CITY experts welcomed sweeping proposed changes to how care for the elderly is funded yesterday, as they would allow financial services firms to help people meet their costs.
Economist Andrew Dilnot (pictured) called for the current system, which forces people with more than £23,250 in assets to fund their care in full, to be scrapped to stop people losing their life savings.
His Fairer Care Funding report proposed capping the amount individuals pay and raising the means-test threshold more than four times to ensure care never swallows more than a third of people’s assets.
About one in ten currently pay more than £100,000 for care, usually by selling their house, due to the unlimited liability rule.
Dilnot’s report said care costs should be capped at between £30,000 and £50,000 per person with the rest paid by the state – and said this could create “a new space” for financial services firms to help cover that cost. “Care is the one major area of our lives where, at the moment, there is no way for people to protect themselves against the risk of high costs,” Dilnot said in the report.
By defining the amount people must pay, Dilnot’s system would allow banks or insurers to offer saving products – an equity release on a property, or a life insurance, pension or annuity-type product – to generate the full contribution.
But with many in the UK already failing to save enough to fund a pension it is unclear whether they could save extra for care.
“We need a clear and sustainable framework to work from, so insurers can help to establish a functioning market,” said Association of British Insurers chairman Tim Breedon.

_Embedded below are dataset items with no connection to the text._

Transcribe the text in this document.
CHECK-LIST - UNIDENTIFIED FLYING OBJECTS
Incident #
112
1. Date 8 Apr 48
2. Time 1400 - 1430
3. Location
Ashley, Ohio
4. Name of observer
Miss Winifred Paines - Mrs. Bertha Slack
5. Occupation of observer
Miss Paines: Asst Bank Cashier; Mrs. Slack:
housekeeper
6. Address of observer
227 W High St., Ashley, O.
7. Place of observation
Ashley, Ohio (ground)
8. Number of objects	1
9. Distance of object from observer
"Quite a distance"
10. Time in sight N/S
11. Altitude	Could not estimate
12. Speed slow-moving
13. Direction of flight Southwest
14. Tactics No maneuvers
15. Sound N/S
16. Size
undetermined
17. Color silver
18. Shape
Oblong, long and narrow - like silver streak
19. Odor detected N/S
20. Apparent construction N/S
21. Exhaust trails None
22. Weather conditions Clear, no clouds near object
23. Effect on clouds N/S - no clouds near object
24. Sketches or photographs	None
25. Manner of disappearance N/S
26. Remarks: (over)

PwC partner David Brown said both new financial products and more education was needed. “The proposals should provide the impetus needed for the financial services sector to confidently re-enter this market,” he said.
IN FIGURES | THE DILNOT COMMISSION’S RECOMMENDATIONS
People’s contributions to social care in old age should be capped to prevent them selling their home and losing their life savings to pay for their care.
An individual’s personal liability for care costs should be capped at between £25,000 and £50,000, with the state contributing the rest. Dilnot suggests that £35,000 is a fair figure for this.
The current system that forces people with assets totalling more than £23,250 to pay their care costs in full should end and only those with more than £100,000 would have to pay for their care in full.
Nobody should spend more than 30 per cent of their assets on care costs.
People would have to contribute about £7,000 to £10,000 per year to cover living costs such as food and accommodation when in residential care.
Anyone entering adulthood with a care or support need would be immediately eligible for full free state support without a means test.
All eligibility criteria for care should be standardised nationally to end the “postcode lottery” currently in evidence.
A £35,000 cap would cost the government £1.7bn in the first year, equivalent to just 0.22 per cent of UK GDP. The cost would rise to £3.6bn at current prices by 2015.
A cap on contributions would benefit the middle classes more than the poorest, as they pay far more towards their care than those on the lowest incomes.